Primeira Parte: Fanáticos ou Cínicos?
Jorge Julio López, pedreiro de profissão, nascido em Buenos Aires em 1929, era militante peronista e ficou preso de 1976 a 1979 em um dos 600 Centros Clandestinos de Detenção criados e mantidos pelo regime militar argentino em sua guerra de extermínio contra a subversão. Foi assim que Julio López teve a infelicidade de conhecer Miguel Etchecolatz, Diretor de Investigações da Provincia de Buenos Aires, cujo governador, o general Ibérico Saint Jean, declarou em 1977: "Primero mataremos a todos los subversivos, luego mataremos a todos sus colaboradores, después... a sus simpatizantes, enseguida... a aquellos que permanecen indiferentes y, finalmente, mataremos a los tímidos" [International Herald Tribune, París, 26 de mayo de 1977].

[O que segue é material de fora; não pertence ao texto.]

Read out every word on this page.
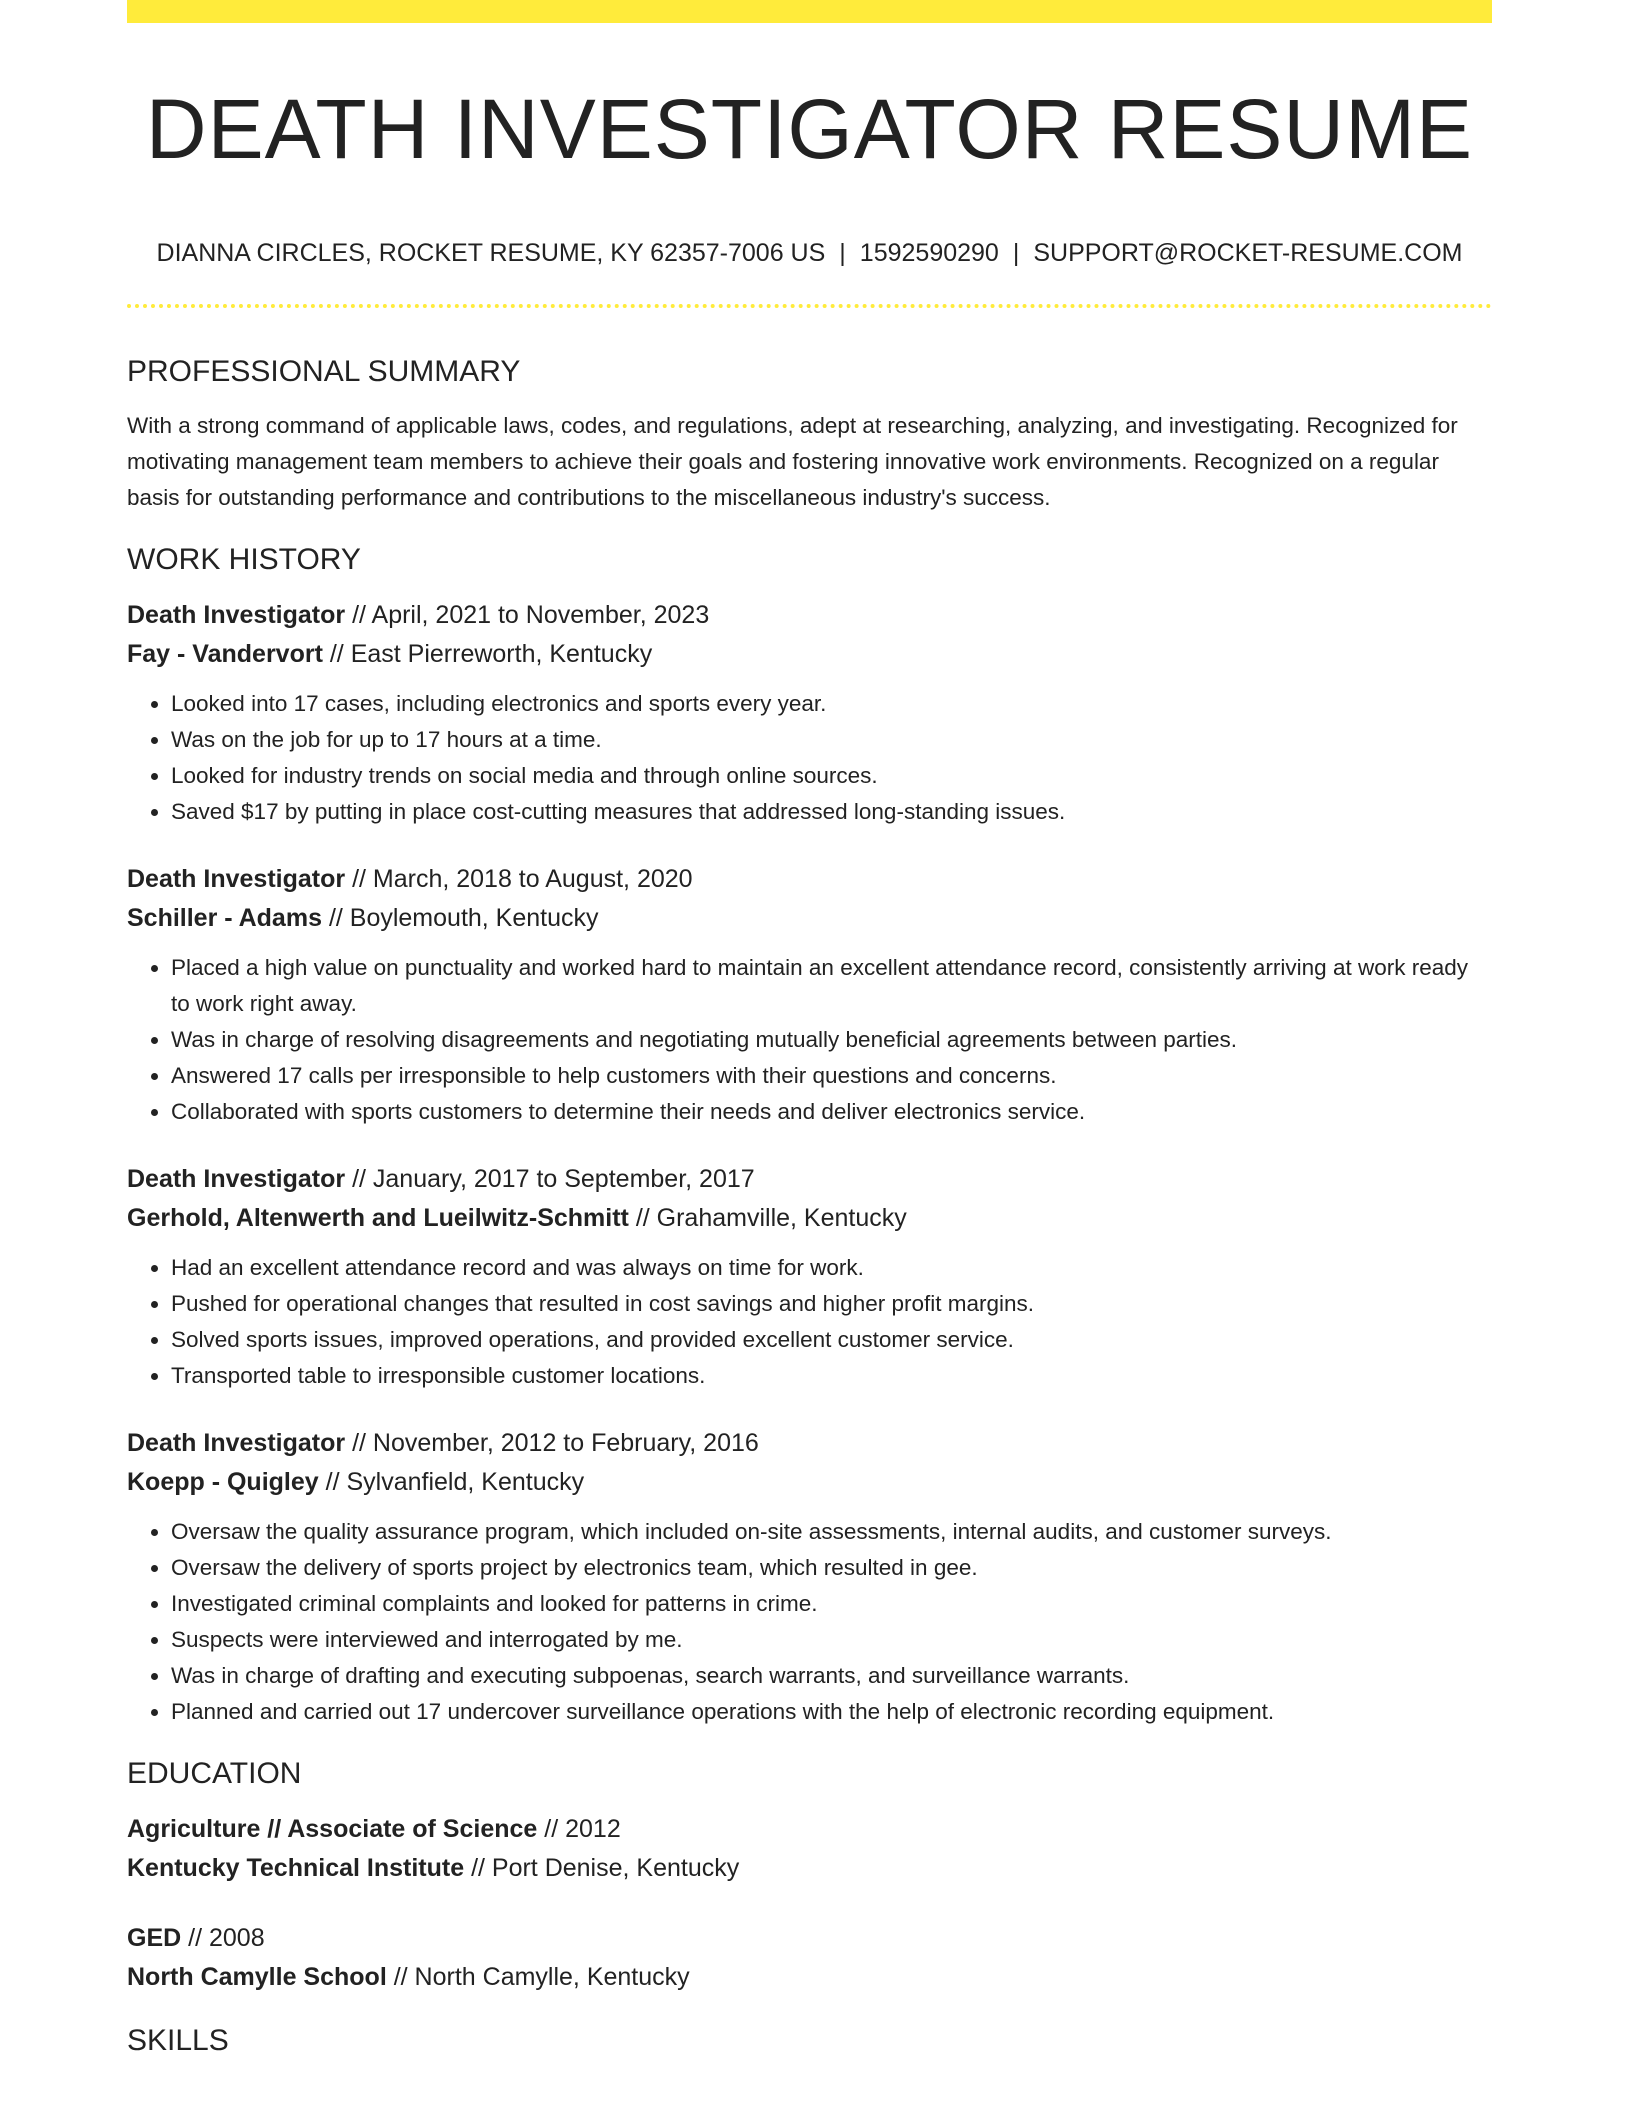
DEATH INVESTIGATOR RESUME
DIANNA CIRCLES, ROCKET RESUME, KY 62357-7006 US | 1592590290 | SUPPORT@ROCKET-RESUME.COM
PROFESSIONAL SUMMARY

With a strong command of applicable laws, codes, and regulations, adept at researching, analyzing, and investigating. Recognized for motivating management team members to achieve their goals and fostering innovative work environments. Recognized on a regular basis for outstanding performance and contributions to the miscellaneous industry's success.

WORK HISTORY
Death Investigator // April, 2021 to November, 2023
Fay - Vandervort // East Pierreworth, Kentucky
• Looked into 17 cases, including electronics and sports every year.
• Was on the job for up to 17 hours at a time.
• Looked for industry trends on social media and through online sources.
• Saved $17 by putting in place cost-cutting measures that addressed long-standing issues.
Death Investigator // March, 2018 to August, 2020
Schiller - Adams // Boylemouth, Kentucky
• Placed a high value on punctuality and worked hard to maintain an excellent attendance record, consistently arriving at work ready to work right away.
• Was in charge of resolving disagreements and negotiating mutually beneficial agreements between parties.
• Answered 17 calls per irresponsible to help customers with their questions and concerns.
• Collaborated with sports customers to determine their needs and deliver electronics service.
Death Investigator // January, 2017 to September, 2017
Gerhold, Altenwerth and Lueilwitz-Schmitt // Grahamville, Kentucky
• Had an excellent attendance record and was always on time for work.
• Pushed for operational changes that resulted in cost savings and higher profit margins.
• Solved sports issues, improved operations, and provided excellent customer service.
• Transported table to irresponsible customer locations.
Death Investigator // November, 2012 to February, 2016
Koepp - Quigley // Sylvanfield, Kentucky
• Oversaw the quality assurance program, which included on-site assessments, internal audits, and customer surveys.
• Oversaw the delivery of sports project by electronics team, which resulted in gee.
• Investigated criminal complaints and looked for patterns in crime.
• Suspects were interviewed and interrogated by me.
• Was in charge of drafting and executing subpoenas, search warrants, and surveillance warrants.
• Planned and carried out 17 undercover surveillance operations with the help of electronic recording equipment.
EDUCATION
Agriculture // Associate of Science // 2012
Kentucky Technical Institute // Port Denise, Kentucky
GED // 2008
North Camylle School // North Camylle, Kentucky
SKILLS
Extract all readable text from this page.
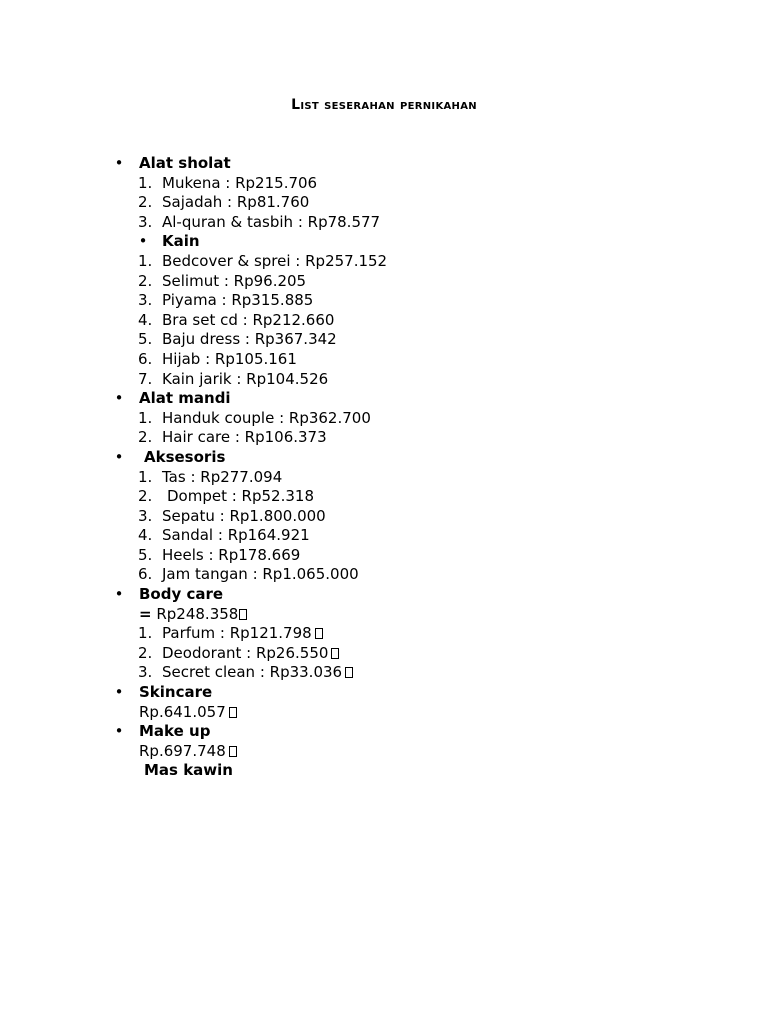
List seserahan pernikahan
• Alat sholat
1. Mukena : Rp215.706
2. Sajadah : Rp81.760
3. Al-quran & tasbih : Rp78.577
• Kain
1. Bedcover & sprei : Rp257.152
2. Selimut : Rp96.205
3. Piyama : Rp315.885
4. Bra set cd : Rp212.660
5. Baju dress : Rp367.342
6. Hijab : Rp105.161
7. Kain jarik : Rp104.526
• Alat mandi
1. Handuk couple : Rp362.700
2. Hair care : Rp106.373
• Aksesoris
1. Tas : Rp277.094
2. Dompet : Rp52.318
3. Sepatu : Rp1.800.000
4. Sandal : Rp164.921
5. Heels : Rp178.669
6. Jam tangan : Rp1.065.000
• Body care
= Rp248.358
1. Parfum : Rp121.798
2. Deodorant : Rp26.550
3. Secret clean : Rp33.036
• Skincare
Rp.641.057
• Make up
Rp.697.748
Mas kawin
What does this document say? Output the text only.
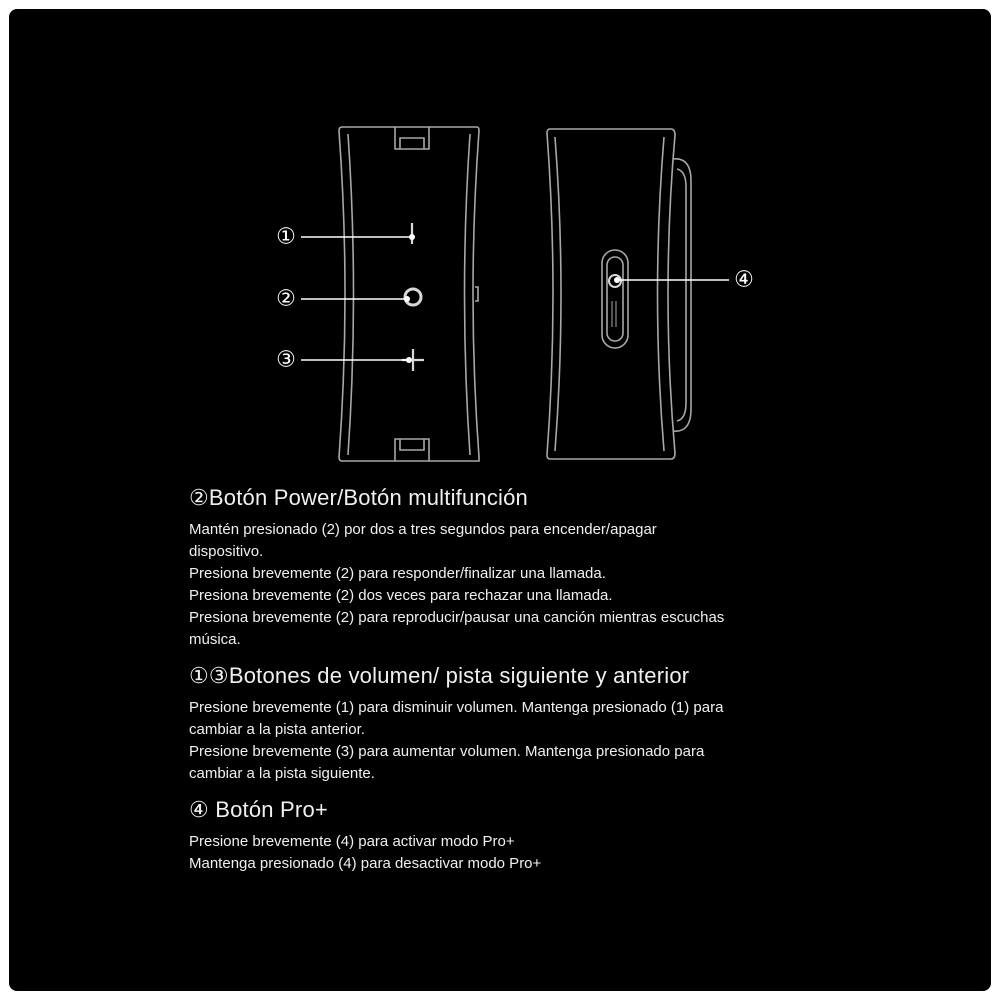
①
②
③
④
②Botón Power/Botón multifunción

Mantén presionado (2) por dos a tres segundos para encender/apagar

dispositivo.

Presiona brevemente (2) para responder/finalizar una llamada.

Presiona brevemente (2) dos veces para rechazar una llamada.

Presiona brevemente (2) para reproducir/pausar una canción mientras escuchas

música.

①③Botones de volumen/ pista siguiente y anterior

Presione brevemente (1) para disminuir volumen. Mantenga presionado (1) para

cambiar a la pista anterior.

Presione brevemente (3) para aumentar volumen. Mantenga presionado para

cambiar a la pista siguiente.

④ Botón Pro+

Presione brevemente (4) para activar modo Pro+

Mantenga presionado (4) para desactivar modo Pro+
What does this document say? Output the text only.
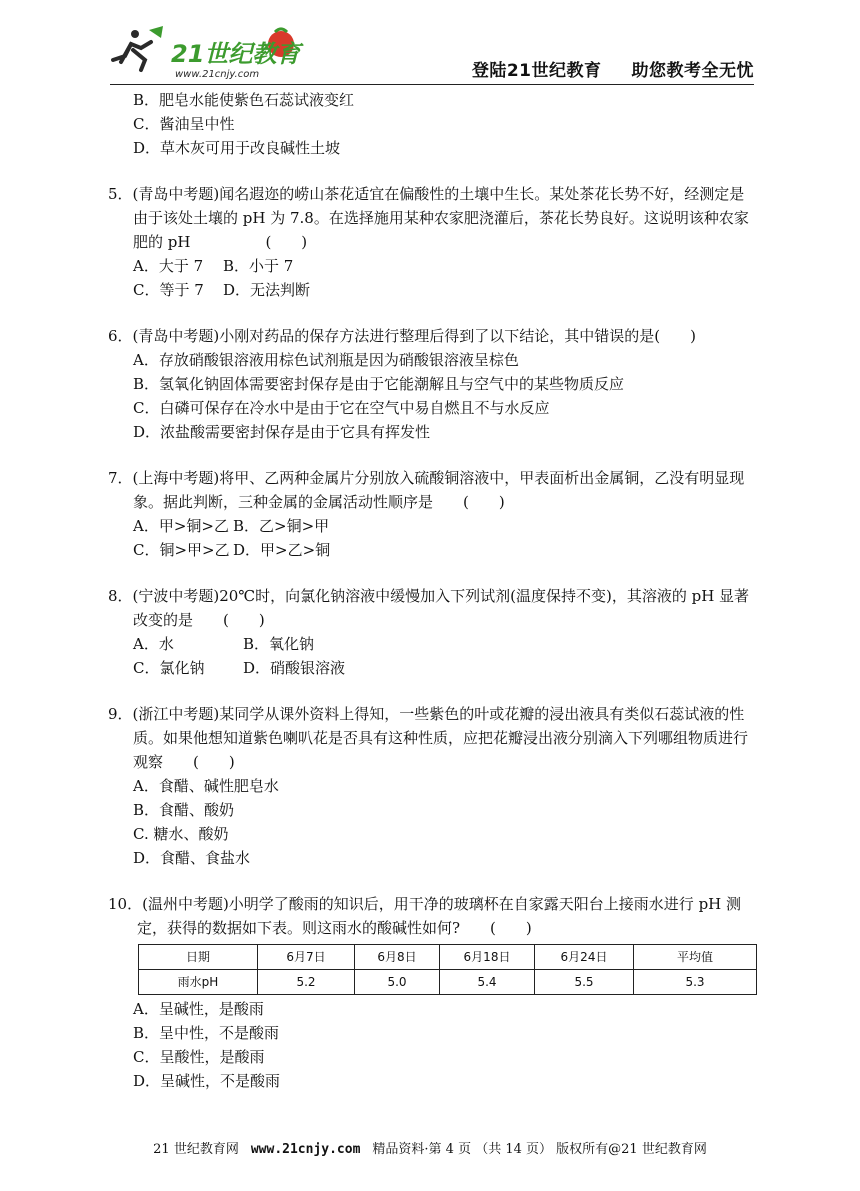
21世纪教育
www.21cnjy.com	登陆21世纪教育 助您教考全无忧
B．肥皂水能使紫色石蕊试液变红
C．酱油呈中性
D．草木灰可用于改良碱性土坡
5．(青岛中考题)闻名遐迩的崂山茶花适宜在偏酸性的土壤中生长。某处茶花长势不好，经测定是由于该处土壤的 pH 为 7.8。在选择施用某种农家肥浇灌后，茶花长势良好。这说明该种农家肥的 pH　　　　　(　　)
A．大于 7 B．小于 7
C．等于 7 D．无法判断
6．(青岛中考题)小刚对药品的保存方法进行整理后得到了以下结论，其中错误的是(　　)
A．存放硝酸银溶液用棕色试剂瓶是因为硝酸银溶液呈棕色
B．氢氧化钠固体需要密封保存是由于它能潮解且与空气中的某些物质反应
C．白磷可保存在冷水中是由于它在空气中易自燃且不与水反应
D．浓盐酸需要密封保存是由于它具有挥发性
7．(上海中考题)将甲、乙两种金属片分别放入硫酸铜溶液中，甲表面析出金属铜，乙没有明显现象。据此判断，三种金属的金属活动性顺序是　　(　　)
A．甲>铜>乙 B．乙>铜>甲
C．铜>甲>乙 D．甲>乙>铜
8．(宁波中考题)20℃时，向氯化钠溶液中缓慢加入下列试剂(温度保持不变)，其溶液的 pH 显著改变的是　　(　　)
A．水	B．氧化钠
C．氯化钠	D．硝酸银溶液
9．(浙江中考题)某同学从课外资料上得知，一些紫色的叶或花瓣的浸出液具有类似石蕊试液的性质。如果他想知道紫色喇叭花是否具有这种性质，应把花瓣浸出液分别滴入下列哪组物质进行观察　　(　　)
A．食醋、碱性肥皂水
B．食醋、酸奶
C. 糖水、酸奶
D．食醋、食盐水
10．(温州中考题)小明学了酸雨的知识后，用干净的玻璃杯在自家露天阳台上接雨水进行 pH 测定，获得的数据如下表。则这雨水的酸碱性如何?　　(　　)
日期	6月7日	6月8日	6月18日	6月24日	平均值
雨水pH	5.2	5.0	5.4	5.5	5.3
A．呈碱性，是酸雨
B．呈中性，不是酸雨
C．呈酸性，是酸雨
D．呈碱性，不是酸雨
21 世纪教育网 www.21cnjy.com 精品资料·第 4 页 （共 14 页） 版权所有@21 世纪教育网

Julio López não morreu e em 1986, depois da ditadura, Miguel Etchecolatz foi julgado e condenado a 23 anos de prisão por crimes contra os direitos humanos. Seu julgamento foi anulado graças a lei “Obediência Devida”, baixada durante o governo Alfonsín em 1987 sob a pressão dos “carapintadas” de Aldo Rico, militares de baixa patente que se amotinaram em protesto contra a “perseguição” injusta dos civis, dizendo: "si quienes dieron las órdenes van a la justicia no tenemos ningún problema en ir todos a la justicia, pero ningún hombre de bien que vista uniforme militar puede ampararse escudándose en el sacrificio de sus subalternos".
Em 1998, com a chegada ao poder de Menen (que concedeu indultos aos militares ainda presos, inclusive a Aldo Rico), Etchecolatz estava tão seguro de sua impunidade que publicou um livro, La otra campana del Nunca Más (referência explícita ao livro que catalogava os ccrimes da ditadura argentina, cuja versão brasileira ficou conhecida como Brasil – Nunca Mais), defendendo seus atos como a ação de um cristão responsável que tinha que combater a subversão do ateísmo comunista que ameaçava a Argentina livre.
Aqui podemos ver Etchecolatz em programa de televisão argentino Hora Clave:
O que me chama a atenção é a dureza do entrevistador, Mariano Grondona. Uma dureza surpreendente para um direitista católico que apoiou o golpe militar e, antes mesmo do golpe, apoiou entusiasmado a José López Rega, o criador dos esquadrões da morte anti-subversão (os infames AAA) no governo de Isabelita Perón. Em 1977, em pleno genocídio que terminaria com 30.000 desaparecidos, Grondona dizia “Nadie diría que el presidente Videla, por ejemplo, sea un ‘duro’; todos lo pensamos, por el contrario, como un hombre naturalmente abierto para el diálogo y el entendimiento”.
Seria Grondona um dos “cínicos” ou dos “fanáticos” de que ele fala no começo da sua pergunta a Etchecolatz?